Bark Your Head Off, Dog
continues the Hop Along tradition insofar as it is sharp, well-produced indie rock accompanying Quinlan's bold lyrical earnestness. This is the band's hallmark sound, so loyalists can rejoice. What is different this time around, however, are broader and more grandiose instrumentation (read: some dope ass harp!) and something of a... brighter disposition. This is perhaps the poppiest the Philadelphia outfit has ever come across.
This new, sunnier Hop Along is perhaps just a function of Quinlan's telling of different stories—Quinlan remains one of the genre's best storytellers, and Bark Your Head Off, Dog
's songs retain that richly textual feel. As a reaction the album as a whole, I might be inclined to believe that this is obscured by comparisons to its predecessor, the similarly excellent Painted Shut
, which capably tread on some pretty dark reflections of the everyday. Yet, in the case of this new record, the loftier and more upbeat composition says enough. This album has an attitude all its own.
Consider, for example, the picturesque levity of "Somewhere a Judge" (and particularly its chorus). Consider also, for good measure, the punchy turn-up midway through "Not Abel," where the song's central question—posed amidst dense orchestral layering—is answered with a narrative break ("When you asked me that question, it sounded like a joke…
") offered alongside up-tempo riffage. This pep carries over into "The Fox in Motion," another up-tempo offering punctuated with hand claps and driven with a tambourine.
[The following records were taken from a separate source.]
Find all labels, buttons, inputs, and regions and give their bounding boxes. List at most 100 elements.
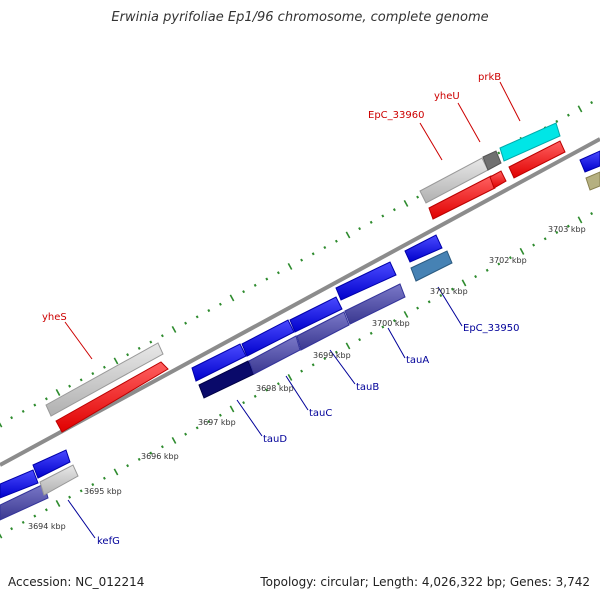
lower-tick-row-tick xyxy=(323,356,327,361)
upper-tick-row-tick xyxy=(334,239,338,243)
reverse-genes[interactable] xyxy=(0,150,600,521)
lower-tick-row-tick xyxy=(44,508,48,512)
upper-tick-row-tick xyxy=(91,372,95,376)
gene-EpC_33960-red[interactable] xyxy=(428,175,496,220)
upper-tick-row-tick xyxy=(323,245,327,250)
lower-tick-row-tick xyxy=(392,319,396,323)
gene-tauB[interactable] xyxy=(296,311,350,351)
upper-tick-row-tick xyxy=(300,258,304,262)
upper-tick-row-tick xyxy=(416,195,420,199)
lower-tick-row-tick xyxy=(427,300,431,304)
lower-tick-row-tick xyxy=(311,363,315,367)
kbp-label-3695: 3695 kbp xyxy=(84,487,122,496)
accession-text: Accession: NC_012214 xyxy=(8,575,145,589)
lower-tick-row-tick xyxy=(91,483,95,487)
gene-edge-blue[interactable] xyxy=(579,150,600,173)
lower-tick-row-tick xyxy=(265,388,269,392)
upper-tick-row-tick xyxy=(265,277,269,281)
upper-tick-row-tick xyxy=(253,283,257,287)
gene-kef-gray[interactable] xyxy=(39,464,79,496)
lower-tick-row-tick xyxy=(369,331,373,335)
lower-tick-row-tick xyxy=(555,230,559,235)
upper-tick-row-tick xyxy=(287,262,293,270)
gene-label-tauA: tauA xyxy=(406,355,429,366)
gene-label-tauC: tauC xyxy=(309,408,332,419)
gene-tauC[interactable] xyxy=(248,335,301,375)
gene-prkB[interactable] xyxy=(499,122,561,162)
gene-EpC_33950[interactable] xyxy=(410,250,453,282)
upper-tick-row-tick xyxy=(160,334,164,338)
gene-tauD-upper[interactable] xyxy=(191,343,247,382)
lower-tick-row-tick xyxy=(358,338,362,342)
lower-tick-row-tick xyxy=(577,216,583,224)
gene-kef-small[interactable] xyxy=(32,449,71,479)
gene-label-tauB: tauB xyxy=(356,382,379,393)
upper-tick-row-tick xyxy=(10,416,14,420)
upper-tick-row-tick xyxy=(497,151,501,155)
lower-tick-row-tick xyxy=(68,495,72,499)
lower-tick-row-tick xyxy=(10,527,14,531)
lower-tick-row-tick xyxy=(381,325,385,329)
upper-tick-row-tick xyxy=(381,214,385,218)
upper-tick-row-tick xyxy=(555,119,559,124)
gene-yheU[interactable] xyxy=(482,150,502,171)
gene-yheS-red[interactable] xyxy=(55,361,169,433)
gene-yheU-red[interactable] xyxy=(489,170,507,189)
upper-tick-row-tick xyxy=(0,422,3,428)
upper-tick-row-tick xyxy=(184,321,188,325)
upper-tick-row-tick xyxy=(102,365,106,369)
upper-tick-row-tick xyxy=(207,309,211,313)
gene-edge-olive[interactable] xyxy=(585,171,600,191)
forward-genes[interactable] xyxy=(45,122,566,433)
lower-tick-row-tick xyxy=(334,350,338,354)
lower-tick-row-tick xyxy=(345,342,351,350)
gene-prkB-red[interactable] xyxy=(508,140,566,179)
lower-tick-row-tick xyxy=(33,514,37,518)
gene-tauA[interactable] xyxy=(344,283,406,325)
lower-tick-row-tick xyxy=(229,405,235,413)
lower-tick-row-tick xyxy=(450,287,454,291)
gene-yheS[interactable] xyxy=(45,342,164,417)
lower-tick-row-tick xyxy=(137,457,141,461)
gene-EpC_33950-upper[interactable] xyxy=(404,234,443,263)
map-title: Erwinia pyrifoliae Ep1/96 chromosome, co… xyxy=(111,10,489,25)
gene-kefG-upper[interactable] xyxy=(0,469,39,499)
upper-tick-row-tick xyxy=(276,271,280,275)
gene-tauC-upper[interactable] xyxy=(241,319,295,357)
upper-tick-row-tick xyxy=(392,208,396,212)
kbp-label-3701: 3701 kbp xyxy=(430,287,468,296)
lower-tick-row-tick xyxy=(184,432,188,436)
lower-tick-row-tick xyxy=(439,293,443,298)
upper-tick-row-tick xyxy=(55,389,61,396)
gene-kefG[interactable] xyxy=(0,483,49,521)
lower-tick-row-tick xyxy=(474,275,478,279)
lower-tick-row-tick xyxy=(497,262,501,266)
lower-tick-row-tick xyxy=(485,268,489,272)
upper-tick-row-tick xyxy=(403,199,409,207)
gene-tauA-upper[interactable] xyxy=(335,261,397,301)
lower-tick-row-tick xyxy=(242,401,246,405)
kbp-label-3699: 3699 kbp xyxy=(313,351,351,360)
lower-tick-row-tick xyxy=(461,279,467,287)
gene-tauB-upper[interactable] xyxy=(289,296,343,333)
upper-tick-row-tick xyxy=(195,315,199,319)
lower-tick-row-tick xyxy=(590,212,594,216)
genome-axis xyxy=(0,137,600,467)
upper-tick-row-tick xyxy=(68,384,72,388)
lower-tick-row-tick xyxy=(160,445,164,449)
upper-tick-row-tick xyxy=(21,409,25,413)
upper-tick-row-tick xyxy=(113,357,119,365)
lower-tick-row-tick xyxy=(207,420,211,424)
lower-tick-row-tick xyxy=(566,224,570,228)
kbp-label-3700: 3700 kbp xyxy=(372,319,410,328)
upper-tick-row-tick xyxy=(137,346,141,350)
upper-tick-row-tick xyxy=(79,378,83,382)
lower-tick-row-tick xyxy=(253,394,257,398)
gene-label-EpC_33960: EpC_33960 xyxy=(368,110,424,121)
lower-tick-row-tick xyxy=(113,468,119,476)
lower-tick-row-tick xyxy=(508,256,512,260)
gene-label-yheU: yheU xyxy=(434,91,460,102)
gene-label-kefG: kefG xyxy=(97,536,120,547)
upper-tick-row-tick xyxy=(358,227,362,231)
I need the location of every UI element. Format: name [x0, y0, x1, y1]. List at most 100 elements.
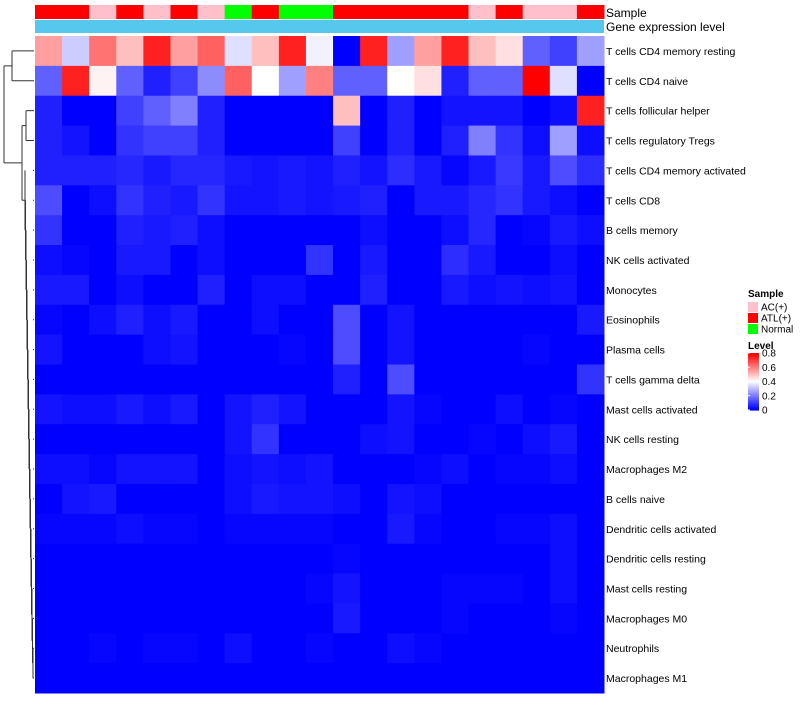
heatmap-cell [549, 215, 578, 246]
heatmap-cell [414, 304, 442, 336]
legend-level-title: Level [748, 341, 774, 352]
heatmap-cell [278, 424, 307, 455]
heatmap-cell [224, 185, 253, 216]
sample-annotation-cell [62, 5, 90, 19]
heatmap-cell [251, 274, 280, 306]
heatmap-cell [278, 483, 307, 515]
heatmap-cell [62, 483, 90, 515]
legend-gradient-step [748, 408, 759, 411]
legend-gradient-step [748, 362, 759, 365]
heatmap-cell [170, 215, 199, 246]
heatmap-cell [468, 633, 497, 664]
heatmap-cell [360, 65, 388, 97]
heatmap-cell [224, 155, 253, 186]
heatmap-cell [278, 95, 307, 127]
heatmap-cell [333, 603, 361, 634]
heatmap-cell [116, 454, 144, 485]
heatmap-cell [549, 36, 578, 67]
heatmap-cell [89, 513, 117, 545]
heatmap-cell [576, 245, 605, 276]
heatmap-cell [251, 513, 280, 545]
heatmap-cell [116, 424, 144, 455]
heatmap-cell [62, 65, 90, 97]
heatmap-cell [414, 274, 442, 306]
heatmap-cell [224, 603, 253, 634]
heatmap-cell [333, 454, 361, 485]
heatmap-cell [143, 215, 171, 246]
heatmap-cell [576, 603, 605, 634]
heatmap-cell [441, 663, 470, 694]
legend-gradient-step [748, 371, 759, 374]
heatmap-cell [522, 543, 551, 575]
heatmap-cell [224, 274, 253, 306]
heatmap-cell [251, 424, 280, 455]
row-label: T cells CD4 naive [606, 76, 688, 88]
row-dendrogram [3, 50, 34, 679]
legend-gradient-step [748, 390, 759, 393]
heatmap-cell [441, 304, 470, 336]
heatmap-cell [170, 125, 199, 156]
heatmap-cell [522, 304, 551, 336]
heatmap-cell [116, 334, 144, 365]
heatmap-cell [576, 424, 605, 455]
legend-gradient-step [748, 407, 759, 410]
heatmap-cell [387, 36, 415, 67]
heatmap-cell [278, 543, 307, 575]
heatmap-cell [522, 215, 551, 246]
heatmap-cell [333, 394, 361, 425]
heatmap-cell [62, 155, 90, 186]
expression-annotation-bar [35, 20, 604, 33]
heatmap-cell [197, 36, 226, 67]
heatmap-cell [549, 663, 578, 694]
heatmap-cell [468, 65, 497, 97]
legend-gradient-step [748, 367, 759, 370]
heatmap-cell [35, 125, 63, 156]
legend-gradient-step [748, 400, 759, 403]
heatmap-cell [62, 424, 90, 455]
heatmap-cell [35, 36, 63, 67]
legend-tick-label: 0.2 [762, 391, 776, 402]
heatmap-cell [197, 245, 226, 276]
heatmap-cell [143, 185, 171, 216]
heatmap-cell [224, 424, 253, 455]
heatmap-cell [251, 215, 280, 246]
sample-annotation-cell [414, 5, 442, 19]
heatmap-cell [495, 155, 524, 186]
row-label: Macrophages M0 [606, 613, 687, 625]
heatmap-cell [305, 573, 334, 604]
heatmap-cell [278, 364, 307, 395]
heatmap-cell [170, 663, 199, 694]
heatmap-cell [305, 603, 334, 634]
heatmap-cell [224, 215, 253, 246]
heatmap-cell [251, 36, 280, 67]
heatmap-cell [143, 424, 171, 455]
heatmap-cell [360, 274, 388, 306]
row-labels: T cells CD4 memory resting T cells CD4 na… [606, 46, 746, 685]
heatmap-cell [441, 513, 470, 545]
heatmap-cell [549, 543, 578, 575]
heatmap-cell [360, 663, 388, 694]
heatmap-cell [468, 513, 497, 545]
heatmap-cell [170, 483, 199, 515]
legend-gradient-step [748, 361, 759, 364]
heatmap-cell [62, 125, 90, 156]
legend-gradient-step [748, 397, 759, 400]
heatmap-cell [387, 603, 415, 634]
heatmap-cell [414, 424, 442, 455]
heatmap-cell [278, 125, 307, 156]
heatmap-cell [414, 513, 442, 545]
heatmap-cell [495, 483, 524, 515]
heatmap-cell [62, 603, 90, 634]
heatmap-cell [333, 304, 361, 336]
heatmap-cell [116, 364, 144, 395]
heatmap-cell [495, 304, 524, 336]
heatmap-cell [305, 424, 334, 455]
sample-annotation-cell [170, 5, 199, 19]
heatmap-cell [197, 394, 226, 425]
heatmap-cell [62, 304, 90, 336]
heatmap-cell [576, 573, 605, 604]
heatmap-cell [224, 36, 253, 67]
heatmap-cell [576, 125, 605, 156]
heatmap-cell [360, 334, 388, 365]
heatmap-cell [387, 633, 415, 664]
To be clear, these dynamic movements remain subtle, and it's not like Hop Along decided to suddenly write songs that are straight-up happy
or anything like that (gross!). The depth and intensity—other hallmarks of Hop Along—of these offerings remain intact. More appropriately, it's like these new songs embrace another side to that intensity, put forth in the name of, and the pursuit of, a perspective not shaped by such strange men. My 'cut down moment' on this album came in the second chorus of "One that Suits Me," a cheerily defeatist reminder that perspective is actually, and unfortunately, everything.